EPISODE 1 - “Un making quoi ?”

Un making-ofeur :)

Montmartre, octobre 2003. Quelques figurants présents sur le plateau de Un long dimanche de fiançailles m’aperçoivent, un caméscope en main, collant au train de François l’accessoiriste, chargé de balayer méthodiquement tout Paris au peigne fin (oui, c’est Jean-Pierre Jeunet qui réalise). L’un d’eux m’interpelle : «Tu fais quoi toi ?» - «Je réalise le making-of.» - «Le quoi ?» - «Bah le “making-of“ du film quoi, je filme les coulisses du film.». Après cinq secondes de réflexion on me répond : «Aaaaah ! c’est toi qui fais le bêtisier ?»… Grrr.

Pas facile, la réalisation de making-of.

Au départ réservés aux films-événements (Apocalypse Now ou Shining) et côté fabrication à l’épouse ou à la fille de leur réalisateur respectif (Eleanor Coppola ou Viviane Kubrick), le making-of (appellation universelle) ou le “behind-the-scenes documentary“ (version hollywoodienne), le “komenkonnafé“ (titre alainchabatien), la “featurette“ ou le “bonus“ (approche low-cost), la “revue de tournage“ (intsitsulé québécois), ou encore “le bêtisier“ (appréciation dégradante, donc) sont devenus des éléments incontournables dans la fabrication d’un film. Quatorze ans après l’apparition du DVD, il ne se tourne plus un seul long ou court métrage sans making-of, et il subsiste même, en France (et ce malgré son triste manque de subventions !), un Festival International du Making-Of qui en est déjà à sa 6ème édition (si si, la preuve : festivaldumakingof.com). A un mois d’un événement dans la galaxie du bonus (la sortie en mai du Bluray d’Apocalypse Now et de son légendaire making-of : Heart of Darkness - a Filmmaker Apocalypse), il n’est plus possible d’ignorer la portée de cet outil audiovisuel qui permet, quand il est bien produit, d’apporter une valeur ajoutée considérable à un coffret DVD, d’offrir aux apprentis cinéastes une source pédagogique phénoménale et de constituer une banque historique d’images mémorables et d’anecdotes incroyables pour le compte du 7ème Art (oui oui, tout simplement).

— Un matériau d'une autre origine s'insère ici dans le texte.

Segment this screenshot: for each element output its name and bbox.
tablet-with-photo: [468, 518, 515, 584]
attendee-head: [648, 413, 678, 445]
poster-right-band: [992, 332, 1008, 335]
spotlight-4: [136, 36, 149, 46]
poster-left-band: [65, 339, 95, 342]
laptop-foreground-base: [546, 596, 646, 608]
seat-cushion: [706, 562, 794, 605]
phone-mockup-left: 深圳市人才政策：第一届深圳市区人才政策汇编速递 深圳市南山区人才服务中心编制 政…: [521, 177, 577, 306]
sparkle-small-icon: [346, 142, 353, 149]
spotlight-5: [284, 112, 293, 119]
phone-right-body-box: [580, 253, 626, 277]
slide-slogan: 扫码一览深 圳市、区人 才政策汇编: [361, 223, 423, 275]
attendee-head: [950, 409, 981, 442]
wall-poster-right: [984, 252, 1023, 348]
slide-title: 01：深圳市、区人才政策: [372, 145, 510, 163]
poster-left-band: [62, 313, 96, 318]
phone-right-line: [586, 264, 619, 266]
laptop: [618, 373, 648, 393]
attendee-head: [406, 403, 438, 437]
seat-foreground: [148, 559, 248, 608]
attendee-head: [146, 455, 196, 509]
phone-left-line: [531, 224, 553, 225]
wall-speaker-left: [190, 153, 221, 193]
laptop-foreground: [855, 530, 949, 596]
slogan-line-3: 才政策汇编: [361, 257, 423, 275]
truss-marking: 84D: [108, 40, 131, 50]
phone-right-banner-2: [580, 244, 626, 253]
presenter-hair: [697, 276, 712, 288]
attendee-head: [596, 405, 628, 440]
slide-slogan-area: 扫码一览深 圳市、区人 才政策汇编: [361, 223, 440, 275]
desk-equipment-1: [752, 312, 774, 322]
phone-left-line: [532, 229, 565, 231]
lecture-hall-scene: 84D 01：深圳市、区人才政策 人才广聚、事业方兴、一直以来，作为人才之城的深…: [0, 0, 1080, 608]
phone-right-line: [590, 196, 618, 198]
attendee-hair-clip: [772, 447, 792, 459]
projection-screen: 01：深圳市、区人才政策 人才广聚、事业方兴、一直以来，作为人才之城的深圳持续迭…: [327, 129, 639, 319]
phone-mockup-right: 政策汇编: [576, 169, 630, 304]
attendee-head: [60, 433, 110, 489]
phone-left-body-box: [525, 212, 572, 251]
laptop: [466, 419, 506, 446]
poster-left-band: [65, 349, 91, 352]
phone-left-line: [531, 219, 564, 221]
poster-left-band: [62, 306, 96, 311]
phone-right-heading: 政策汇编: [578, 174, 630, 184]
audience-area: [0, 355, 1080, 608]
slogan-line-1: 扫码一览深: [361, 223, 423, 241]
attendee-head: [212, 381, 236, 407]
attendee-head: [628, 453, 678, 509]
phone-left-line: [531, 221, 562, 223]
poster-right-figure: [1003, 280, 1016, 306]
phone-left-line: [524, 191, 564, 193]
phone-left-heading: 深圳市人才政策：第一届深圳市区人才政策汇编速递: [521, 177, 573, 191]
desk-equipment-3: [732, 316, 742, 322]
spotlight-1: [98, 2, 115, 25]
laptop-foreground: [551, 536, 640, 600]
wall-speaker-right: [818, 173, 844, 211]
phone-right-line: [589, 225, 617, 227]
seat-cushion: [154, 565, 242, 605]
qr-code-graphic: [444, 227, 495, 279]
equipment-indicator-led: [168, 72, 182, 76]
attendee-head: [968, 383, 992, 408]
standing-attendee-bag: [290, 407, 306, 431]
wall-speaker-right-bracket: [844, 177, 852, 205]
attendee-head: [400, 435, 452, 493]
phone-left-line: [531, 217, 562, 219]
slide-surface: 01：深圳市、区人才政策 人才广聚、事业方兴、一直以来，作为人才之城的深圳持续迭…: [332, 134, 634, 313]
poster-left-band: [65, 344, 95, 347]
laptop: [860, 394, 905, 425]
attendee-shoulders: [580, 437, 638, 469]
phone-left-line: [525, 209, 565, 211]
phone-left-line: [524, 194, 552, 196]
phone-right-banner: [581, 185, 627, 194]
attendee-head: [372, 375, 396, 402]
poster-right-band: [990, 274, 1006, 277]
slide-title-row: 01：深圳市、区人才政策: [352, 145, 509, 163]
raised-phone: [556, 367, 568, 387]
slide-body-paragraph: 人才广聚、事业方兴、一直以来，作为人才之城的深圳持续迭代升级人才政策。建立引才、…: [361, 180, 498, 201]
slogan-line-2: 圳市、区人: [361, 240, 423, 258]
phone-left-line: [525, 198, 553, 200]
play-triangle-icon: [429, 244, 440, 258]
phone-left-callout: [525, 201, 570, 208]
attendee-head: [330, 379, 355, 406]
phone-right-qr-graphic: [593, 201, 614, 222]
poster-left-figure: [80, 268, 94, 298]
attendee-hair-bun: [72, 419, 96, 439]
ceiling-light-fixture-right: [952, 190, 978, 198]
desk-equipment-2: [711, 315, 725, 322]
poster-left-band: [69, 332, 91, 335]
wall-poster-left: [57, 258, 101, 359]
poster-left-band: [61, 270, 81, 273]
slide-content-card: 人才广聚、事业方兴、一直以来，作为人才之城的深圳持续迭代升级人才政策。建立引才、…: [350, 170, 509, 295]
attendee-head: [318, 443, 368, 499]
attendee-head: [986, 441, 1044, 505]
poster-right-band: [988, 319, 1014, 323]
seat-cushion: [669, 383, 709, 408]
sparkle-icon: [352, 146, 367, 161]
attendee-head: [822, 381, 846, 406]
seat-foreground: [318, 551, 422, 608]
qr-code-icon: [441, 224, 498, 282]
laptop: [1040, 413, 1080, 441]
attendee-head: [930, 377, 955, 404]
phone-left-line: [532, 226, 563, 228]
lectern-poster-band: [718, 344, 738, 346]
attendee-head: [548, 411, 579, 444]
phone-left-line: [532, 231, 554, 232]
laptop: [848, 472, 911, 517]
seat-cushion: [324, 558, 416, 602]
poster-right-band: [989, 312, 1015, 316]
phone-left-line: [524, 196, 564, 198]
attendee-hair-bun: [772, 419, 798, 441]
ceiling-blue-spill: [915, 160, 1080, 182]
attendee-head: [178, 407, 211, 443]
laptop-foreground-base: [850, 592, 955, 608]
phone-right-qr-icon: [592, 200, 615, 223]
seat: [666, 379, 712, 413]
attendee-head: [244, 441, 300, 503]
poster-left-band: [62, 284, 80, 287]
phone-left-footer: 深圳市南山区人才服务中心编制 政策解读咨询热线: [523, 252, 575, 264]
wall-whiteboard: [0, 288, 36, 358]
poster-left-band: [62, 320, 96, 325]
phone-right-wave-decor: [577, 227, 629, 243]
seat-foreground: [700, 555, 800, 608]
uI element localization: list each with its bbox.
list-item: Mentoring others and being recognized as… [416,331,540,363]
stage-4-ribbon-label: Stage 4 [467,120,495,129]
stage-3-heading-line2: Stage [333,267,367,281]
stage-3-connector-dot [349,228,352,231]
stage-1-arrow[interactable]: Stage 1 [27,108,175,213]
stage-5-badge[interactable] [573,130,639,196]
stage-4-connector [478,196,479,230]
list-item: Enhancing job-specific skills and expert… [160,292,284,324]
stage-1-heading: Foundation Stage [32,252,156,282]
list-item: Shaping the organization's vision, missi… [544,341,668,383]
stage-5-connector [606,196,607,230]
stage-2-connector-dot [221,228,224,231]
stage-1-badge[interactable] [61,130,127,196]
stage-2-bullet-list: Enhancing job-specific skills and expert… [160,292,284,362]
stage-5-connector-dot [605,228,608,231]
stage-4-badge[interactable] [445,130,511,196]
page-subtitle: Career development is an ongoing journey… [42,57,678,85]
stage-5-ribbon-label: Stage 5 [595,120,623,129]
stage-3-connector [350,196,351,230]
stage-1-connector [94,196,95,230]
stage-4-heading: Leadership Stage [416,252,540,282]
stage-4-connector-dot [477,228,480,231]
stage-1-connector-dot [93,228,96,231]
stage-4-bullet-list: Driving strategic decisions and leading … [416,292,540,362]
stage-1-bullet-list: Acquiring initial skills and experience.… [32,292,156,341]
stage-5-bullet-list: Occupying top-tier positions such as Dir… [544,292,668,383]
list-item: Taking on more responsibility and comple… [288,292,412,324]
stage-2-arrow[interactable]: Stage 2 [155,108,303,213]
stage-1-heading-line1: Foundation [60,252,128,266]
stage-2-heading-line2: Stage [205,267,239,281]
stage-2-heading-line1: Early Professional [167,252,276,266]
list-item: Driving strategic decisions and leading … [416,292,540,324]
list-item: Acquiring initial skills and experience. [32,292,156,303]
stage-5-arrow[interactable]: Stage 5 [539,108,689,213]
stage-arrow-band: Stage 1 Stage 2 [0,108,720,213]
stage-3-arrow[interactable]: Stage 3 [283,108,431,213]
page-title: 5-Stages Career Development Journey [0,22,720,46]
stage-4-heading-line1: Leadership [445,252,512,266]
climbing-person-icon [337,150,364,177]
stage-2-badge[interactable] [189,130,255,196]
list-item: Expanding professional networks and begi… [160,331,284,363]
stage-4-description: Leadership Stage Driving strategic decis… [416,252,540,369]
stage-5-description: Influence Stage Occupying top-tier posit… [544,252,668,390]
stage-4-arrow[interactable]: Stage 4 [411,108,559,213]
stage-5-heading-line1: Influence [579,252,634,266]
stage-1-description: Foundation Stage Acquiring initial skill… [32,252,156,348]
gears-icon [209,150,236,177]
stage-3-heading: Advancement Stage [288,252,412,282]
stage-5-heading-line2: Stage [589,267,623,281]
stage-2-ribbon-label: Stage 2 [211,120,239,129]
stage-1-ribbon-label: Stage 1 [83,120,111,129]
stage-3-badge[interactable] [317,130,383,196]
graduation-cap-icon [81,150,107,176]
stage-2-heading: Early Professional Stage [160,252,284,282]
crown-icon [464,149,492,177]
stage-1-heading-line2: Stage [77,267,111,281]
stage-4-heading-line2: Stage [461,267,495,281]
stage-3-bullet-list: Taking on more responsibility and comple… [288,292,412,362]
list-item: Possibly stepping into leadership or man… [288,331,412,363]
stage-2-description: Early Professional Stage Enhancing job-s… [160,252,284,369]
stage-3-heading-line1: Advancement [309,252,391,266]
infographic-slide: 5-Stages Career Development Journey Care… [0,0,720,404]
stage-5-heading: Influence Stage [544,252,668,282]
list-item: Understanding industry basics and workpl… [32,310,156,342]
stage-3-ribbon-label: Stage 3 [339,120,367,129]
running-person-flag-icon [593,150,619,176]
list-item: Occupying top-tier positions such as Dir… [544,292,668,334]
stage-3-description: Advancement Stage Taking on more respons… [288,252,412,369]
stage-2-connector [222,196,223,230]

Dans la masse, il existe évidemment toutes sortes de making-ofs. Le plus pratiqué (notamment par les Américains, hélas) est, sans doute, le making-of “26min promotionnel“ (parodié avec joie par ses propres protagonistes dans le making-of de 99 Francs) : souvent axé sur deux ou trois comédiens qui ont «adoré travailler ensemble» et sur un «réalisateur qui sait ce qu’il veut mais qui nous laisse une grande liberté», blindé d’extraits du film qu’on vient à peine de regarder, ce format a probablement détourné de nombreux cinéphiles des bonus DVD… certes, sans doute moins que d’autres bonus désespérément inutiles comme la «bande-annonce du film» (au cas où vous n’avez pas le temps de voir le film en entier) ou la «filmographie du réalisateur» (déjà vu pour un premier long métrage !).

A l’opposé, il y a le making-of documentaire, format le plus nourrissant pour le cinéphile. C’est plutôt un unitaire donc (non saucissonné en 32 modules séparés), d’une durée convenable (de 20 minutes minimum, jusqu’aux audacieuses 120 minutes du making-of de Astérix et Obélix : Mission Cléopâtre), et cherchant, comme tout film qui se respecte, à raconter une véritable histoire : celle d’un processus de création complet (celui de Signes supervisé par Shyamalan) avec des génies du trucage (voir celui de Abyss) ; parfois la passion, simple et touchante, d’un vrai amour du cinéma (That Moment, making-of de Magnolia) ou d’une vraie rage de réaliser (Qui veut la peau d’Olivier Marchal ?, le making-of de 36 Quai des Orfèvres) ; parfois l’aventure d’un douloureux naufrage (le fameux Lost in la Mancha dans les coulisses du Don Quichotte de Sir “God“ Gilliam) voire d’un véritable choc entre deux civilisations (Fucking Kassovitz, le making-of interdit mais pourtant indispensable de Babylon A.D.).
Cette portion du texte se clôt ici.